The interior has been modified by the sheeting of the walls and ceilings. A modern kitchen has been incorporated in the house and a bathroom added on the back verandah. The original kitchen was demolished in 1975 and replaced with a four-roomed wing joined to the house by an enclosed verandah. The bricks from the kitchen were reused in the new structure.

An early underground water tank is located in the back yard.

== Heritage listing ==
Killarney was listed on the Queensland Heritage Register on 21 October 1992 having satisfied the following criteria.

The place is important in demonstrating the evolution or pattern of Queensland's history.

Killarney, erected c. 1860s, is important for its association with the early settlement of Kedron Brook/Enoggera as a farming district.

The place demonstrates rare, uncommon or endangered aspects of Queensland's cultural heritage.

The house is one of comparatively few surviving, mid-19th century Brisbane residences, and is one of the oldest remaining houses in the Kedron Brook district. It is a rare surviving example of a mid-19th century brick house in Queensland, and has potential to reveal more about Brisbane's early brickmaking history and technology.

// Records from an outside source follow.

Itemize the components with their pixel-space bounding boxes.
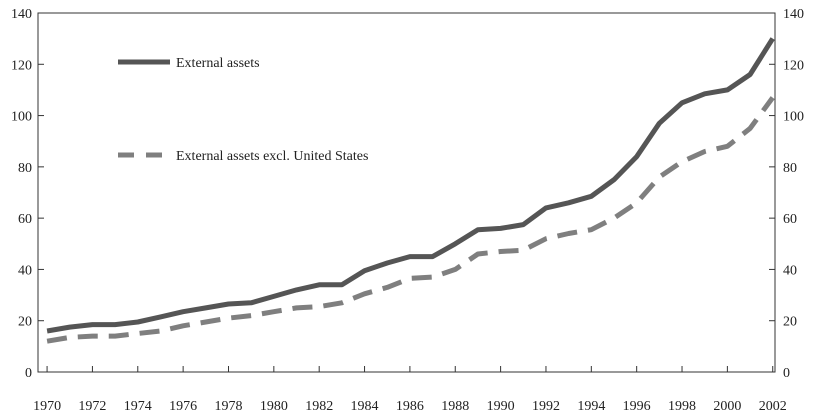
y2-tick-label: 60: [783, 212, 797, 227]
x-tick-label: 1972: [78, 399, 106, 414]
y-tick-label: 140: [11, 7, 32, 22]
x-tick-label: 1986: [396, 399, 424, 414]
y-tick-label: 40: [18, 263, 32, 278]
x-tick-label: 2000: [713, 399, 741, 414]
series-line: [46, 96, 775, 344]
y2-tick-label: 20: [783, 315, 797, 330]
x-tick-label: 2002: [759, 399, 787, 414]
x-tick-label: 1978: [214, 399, 242, 414]
y-tick-label: 80: [18, 161, 32, 176]
y-tick-label: 100: [11, 110, 32, 125]
x-tick-label: 1974: [124, 399, 152, 414]
y-tick-label: 20: [18, 315, 32, 330]
x-tick-label: 1988: [441, 399, 469, 414]
y2-tick-label: 140: [783, 7, 804, 22]
y-tick-label: 60: [18, 212, 32, 227]
y-tick-label: 120: [11, 58, 32, 73]
plot-frame: [37, 12, 776, 373]
x-tick-label: 1990: [487, 399, 515, 414]
y2-tick-label: 80: [783, 161, 797, 176]
series-line: [46, 37, 775, 334]
x-tick-label: 1994: [577, 399, 605, 414]
y2-tick-label: 40: [783, 263, 797, 278]
y2-tick-label: 0: [783, 366, 790, 381]
x-tick-label: 1996: [623, 399, 651, 414]
y-tick-label: 0: [25, 366, 32, 381]
x-tick-label: 1984: [351, 399, 379, 414]
x-tick-label: 1976: [169, 399, 197, 414]
legend-label: External assets: [176, 56, 260, 71]
y2-tick-label: 120: [783, 58, 804, 73]
x-tick-label: 1980: [260, 399, 288, 414]
x-tick-label: 1992: [532, 399, 560, 414]
x-tick-label: 1982: [305, 399, 333, 414]
x-tick-label: 1998: [668, 399, 696, 414]
x-tick-label: 1970: [33, 399, 61, 414]
legend-label: External assets excl. United States: [176, 149, 368, 164]
y2-tick-label: 100: [783, 110, 804, 125]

The place has potential to yield information that will contribute to an understanding of Queensland's history.

It is a rare surviving example of a mid-19th century brick house in Queensland, and has potential to reveal more about Brisbane's early brickmaking history and technology.

The place is important in demonstrating the principal characteristics of a particular class of cultural places.

It is a rare surviving example of a mid-19th century brick house in Queensland, and has potential to reveal more about Brisbane's early brickmaking history and technology.

The place is important because of its aesthetic significance.

It has aesthetic value, particularly in the rustic materials and simple design.

The place has a special association with the life or work of a particular person, group or organisation of importance in Queensland's history.

The place has a strong association with the life and work of Timothy Corbett and his family, Corbett being amongst the earliest free settlers following the closure of the Moreton Bay penal colony in 1842.